She sighed a little, and a faint shadow came upon her. She dropped her

hand and said gravely, “Will you give me back the Stone that you have

taken?”

 

Between denial and excuse he hesitated; then, abandoning both, he

began, “Chloe, I don’t think you quite understand-”

 

“Need I understand more?” she asked.

 

“It’s like this-” he began again, and again she checked him…

 

“There is no need,” she said, and then more swiftly, “Frank, dear

Frank, will you do this?”

 

He made another effort, letting go the pretence of ignorance. “Are you

asking me to?” he said. “I mean, do you want it?”

 

“No,” she said, and ceased.

 

“But if you don’t want it, then why… I mean, mightn’t it as well be

here—or even-” He was a little disappointed by her negative, and yet

uncertain of the wisdom of introducing Merridew.

 

“It does not matter much where it is, I think,” she said, and again

affection broke into her voice as she said, “I’m not asking for it.
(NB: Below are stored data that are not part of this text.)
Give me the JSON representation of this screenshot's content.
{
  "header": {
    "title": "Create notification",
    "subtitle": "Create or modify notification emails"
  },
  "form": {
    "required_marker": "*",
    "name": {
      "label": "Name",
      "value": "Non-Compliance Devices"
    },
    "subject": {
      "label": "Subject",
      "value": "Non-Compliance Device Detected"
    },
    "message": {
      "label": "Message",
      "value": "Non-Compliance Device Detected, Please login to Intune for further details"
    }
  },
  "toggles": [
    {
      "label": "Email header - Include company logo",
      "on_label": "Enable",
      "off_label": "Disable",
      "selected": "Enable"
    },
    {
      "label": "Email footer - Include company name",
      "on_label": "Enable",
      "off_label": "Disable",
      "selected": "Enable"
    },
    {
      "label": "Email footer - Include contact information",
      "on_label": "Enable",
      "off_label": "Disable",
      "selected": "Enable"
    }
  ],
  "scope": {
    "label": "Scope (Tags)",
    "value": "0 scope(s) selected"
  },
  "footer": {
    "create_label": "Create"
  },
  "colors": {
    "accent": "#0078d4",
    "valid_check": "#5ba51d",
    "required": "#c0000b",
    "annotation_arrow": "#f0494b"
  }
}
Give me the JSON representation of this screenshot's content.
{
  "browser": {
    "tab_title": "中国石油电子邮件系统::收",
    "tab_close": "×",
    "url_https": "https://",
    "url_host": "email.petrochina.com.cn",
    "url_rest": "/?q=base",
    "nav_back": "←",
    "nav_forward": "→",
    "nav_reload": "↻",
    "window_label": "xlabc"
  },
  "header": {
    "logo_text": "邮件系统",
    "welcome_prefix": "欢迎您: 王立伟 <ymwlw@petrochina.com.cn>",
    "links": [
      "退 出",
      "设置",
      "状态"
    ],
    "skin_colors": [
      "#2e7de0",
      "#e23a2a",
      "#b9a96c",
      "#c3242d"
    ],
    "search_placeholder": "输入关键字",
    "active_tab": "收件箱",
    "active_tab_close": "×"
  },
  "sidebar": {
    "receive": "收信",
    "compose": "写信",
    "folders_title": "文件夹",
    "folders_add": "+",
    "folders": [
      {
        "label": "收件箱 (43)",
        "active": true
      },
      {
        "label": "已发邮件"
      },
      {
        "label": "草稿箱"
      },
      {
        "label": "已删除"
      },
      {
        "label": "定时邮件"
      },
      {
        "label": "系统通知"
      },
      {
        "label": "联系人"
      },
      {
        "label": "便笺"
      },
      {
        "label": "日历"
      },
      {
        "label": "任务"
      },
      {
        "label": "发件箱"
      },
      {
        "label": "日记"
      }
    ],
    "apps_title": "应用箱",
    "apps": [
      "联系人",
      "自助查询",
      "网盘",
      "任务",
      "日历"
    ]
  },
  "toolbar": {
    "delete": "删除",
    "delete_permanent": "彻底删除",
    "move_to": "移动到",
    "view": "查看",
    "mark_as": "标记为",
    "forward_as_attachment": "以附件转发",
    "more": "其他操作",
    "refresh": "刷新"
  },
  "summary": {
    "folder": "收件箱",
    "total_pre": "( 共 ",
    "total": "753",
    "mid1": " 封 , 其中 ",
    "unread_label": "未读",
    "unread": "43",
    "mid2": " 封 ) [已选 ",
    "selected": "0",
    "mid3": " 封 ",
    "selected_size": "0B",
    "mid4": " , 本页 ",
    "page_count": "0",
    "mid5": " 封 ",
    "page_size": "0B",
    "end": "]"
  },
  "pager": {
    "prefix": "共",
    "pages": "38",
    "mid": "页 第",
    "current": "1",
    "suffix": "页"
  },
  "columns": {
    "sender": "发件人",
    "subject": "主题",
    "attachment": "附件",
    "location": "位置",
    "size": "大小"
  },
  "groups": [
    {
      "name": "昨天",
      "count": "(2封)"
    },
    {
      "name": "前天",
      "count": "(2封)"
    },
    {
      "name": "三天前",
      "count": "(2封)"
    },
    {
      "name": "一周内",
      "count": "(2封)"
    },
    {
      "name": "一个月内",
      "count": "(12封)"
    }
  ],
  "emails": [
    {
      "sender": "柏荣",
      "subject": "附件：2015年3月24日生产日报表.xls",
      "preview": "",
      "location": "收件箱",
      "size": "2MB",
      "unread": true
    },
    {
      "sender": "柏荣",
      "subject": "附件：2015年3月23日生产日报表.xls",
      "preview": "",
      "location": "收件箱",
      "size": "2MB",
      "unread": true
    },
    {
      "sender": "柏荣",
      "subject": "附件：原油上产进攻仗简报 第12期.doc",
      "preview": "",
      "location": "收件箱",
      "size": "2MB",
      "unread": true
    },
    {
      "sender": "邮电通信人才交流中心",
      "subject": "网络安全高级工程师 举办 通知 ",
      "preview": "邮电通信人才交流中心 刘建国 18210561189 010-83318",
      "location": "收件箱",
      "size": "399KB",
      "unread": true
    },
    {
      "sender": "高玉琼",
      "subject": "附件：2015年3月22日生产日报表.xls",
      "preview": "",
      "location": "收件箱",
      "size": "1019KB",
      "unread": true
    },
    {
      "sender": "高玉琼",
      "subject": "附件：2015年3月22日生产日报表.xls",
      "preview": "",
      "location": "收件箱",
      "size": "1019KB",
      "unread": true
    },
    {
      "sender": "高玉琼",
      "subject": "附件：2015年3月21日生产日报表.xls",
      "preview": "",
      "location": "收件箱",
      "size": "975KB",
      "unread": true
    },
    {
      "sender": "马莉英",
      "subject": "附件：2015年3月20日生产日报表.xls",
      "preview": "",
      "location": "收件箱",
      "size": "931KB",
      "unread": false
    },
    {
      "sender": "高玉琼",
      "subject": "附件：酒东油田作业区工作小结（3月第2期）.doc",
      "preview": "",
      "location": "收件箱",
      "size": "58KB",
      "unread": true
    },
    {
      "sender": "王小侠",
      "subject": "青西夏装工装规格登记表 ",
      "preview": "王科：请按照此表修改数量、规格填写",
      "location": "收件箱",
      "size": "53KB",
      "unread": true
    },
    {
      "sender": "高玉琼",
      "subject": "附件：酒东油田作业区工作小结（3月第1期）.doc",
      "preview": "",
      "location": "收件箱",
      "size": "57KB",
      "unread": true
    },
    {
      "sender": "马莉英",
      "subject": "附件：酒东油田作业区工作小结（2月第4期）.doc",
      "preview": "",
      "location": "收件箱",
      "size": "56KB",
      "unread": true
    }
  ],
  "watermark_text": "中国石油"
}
I’m

asking you.”

 

“You’re asking—me for it,” he said intelligently.

 

“No,” she answered again. “I am asking you to restore it, if you will,

before-”

 

“Before?” he asked, really startled. Surely Arglay, surely she,

couldn’t be thinking of the police! Curiously enough, he had never

thought of the police until now. But she wouldn’t, she couldn’t, not

with him! And Arglay couldn’t be such a cad.

 

“Before”-for the first time she faltered-“I don’t know; perhaps before

it is restored. But that doesn’t matter; only I can’t wait. Lord Arglay

is expecting me; he let me come because he knew I wanted to, but I

can’t wait. Frank, if you have liked what we have had, you and I, will

you give me back the Stone?”

 

“It isn’t that I wouldn’t—soon,” Frank answered.

 

“Will you now?” she asked.

 

“I think we ought to talk it over a little,” he said defensively. “I

think you ought to try and get my point of view. I think-”

 

She moved away and walked, a little sadly, to the door.

 

There she paused and looked back. “Thank you for everything you have

done for me,” she said. “They were good times. Goodbye, darling.”

 

He began to stammer some further explanation, but she was gone, and he

stood alone with an emptiness and an uncertain fear invading his heart.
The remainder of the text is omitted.